Pero con ellas aprendió, creció y compartió pasión y lucha.
Alguna vez señaló:
“El sexo femenino, sexo en este país, desgraciado, expuesto a la miseria y desnudez, a los horrores del hambre y estragos de las enfermedades que de ella se originan, expuesto a la prostitución, de donde resultan tantos males a la sociedad, tanto por servir de impedimento al matrimonio, como por los funestos efectos con que castiga la naturaleza este vicio, expuesto a tener que andar mendigando de puerta en puerta un pedazo de pan para su sustento”.
Las oyó, disfrutó su compañía, las sumó a la lucha y las tuvo en cuenta.

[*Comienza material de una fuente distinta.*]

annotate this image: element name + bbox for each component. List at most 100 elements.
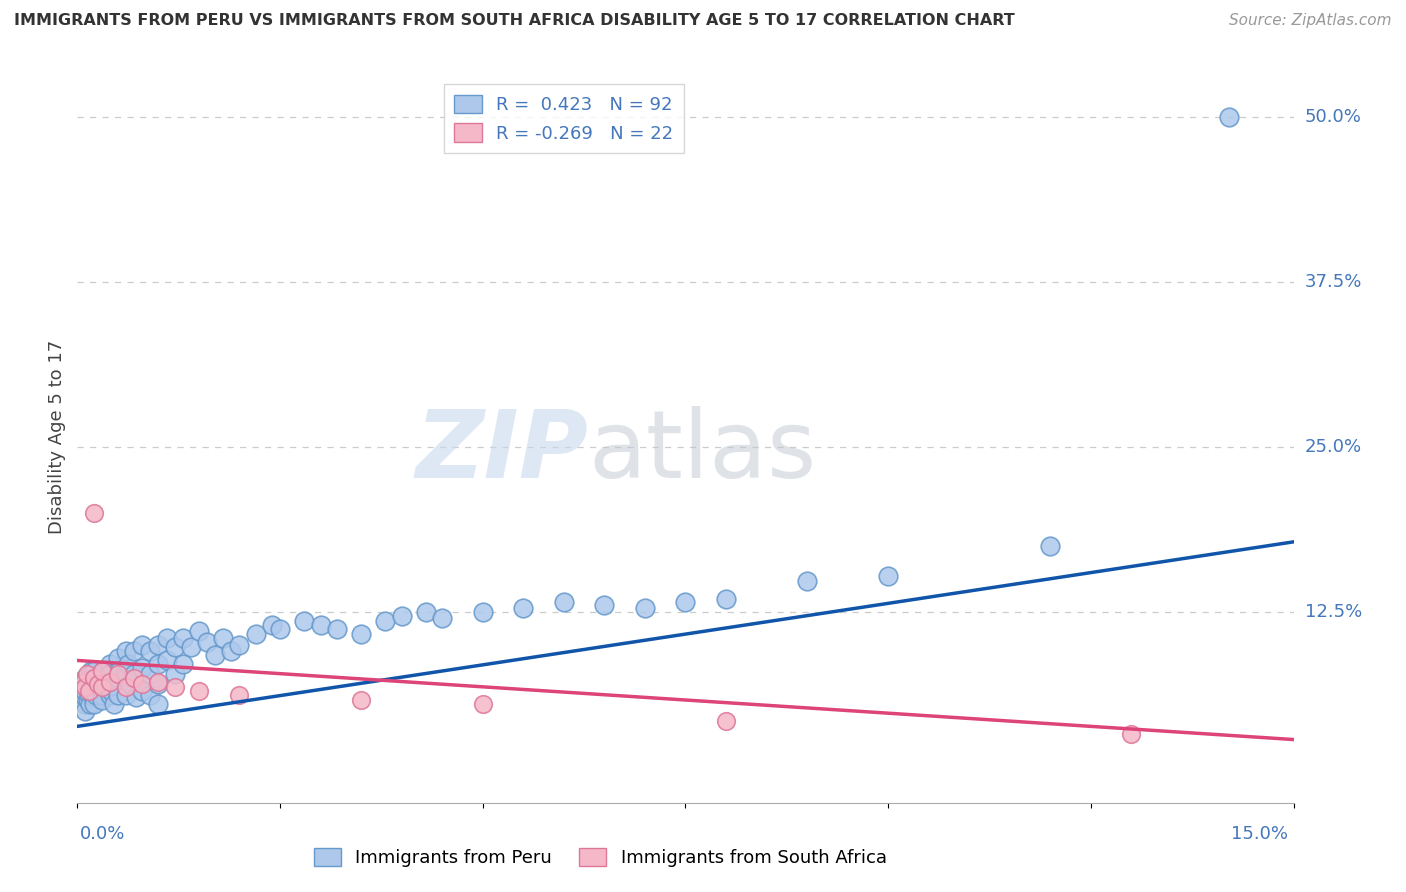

Comprendió sus padecimientos, valoró sus aptitudes y reivindicó con valentía sus derechos, fueran negras, indígenas o criollas.
Quizá desde esa época y por varias décadas más, nadie fue capaz de un amor tan concreto como el que Belgrano tuvo por las mujeres.

Amor revolucionario
En sus cartas, Belgrano y Güemes varias veces afirmaron que su amistad perduraría más allá de la muerte.
La magnitud de sus contratiempos y los quebrantos de salud hacían que para ambos la muerte apareciera como una posibilidad cada vez más cercana.
Manuel Belgrano moriría el 20 de junio en Buenos Aires, luego de un penoso viaje desde Tucumán, previo al cual, a consecuencia de esas conspiraciones y peleas internas, llegaron a encarcelarlo y a ponerle grilletes.
Martín Miguel de Güemes moriría el  7 de julio de 1821, luego que los que huyeron al Alto Perú, aliados con los realistas, lo sorprendieran e hirieran diez días antes.
Belgrano y Güemes, como San Martín, libraron sus luchas en un contexto de incomprensión, respaldos retaceados, falta de recursos,  hostigamientos y traiciones. Nueve días después que Belgrano escribiera la carta a Güemes, San Martín iniciaba el cruce de los Andes. Las cartas entre ellos son el hilván de una amistad que fue determinante para que hoy podamos seguir llamándonos patria. Nos toca decidir en este presente si queremos que el legado de su amistad y su lucha siga vivo más allá de la muerte.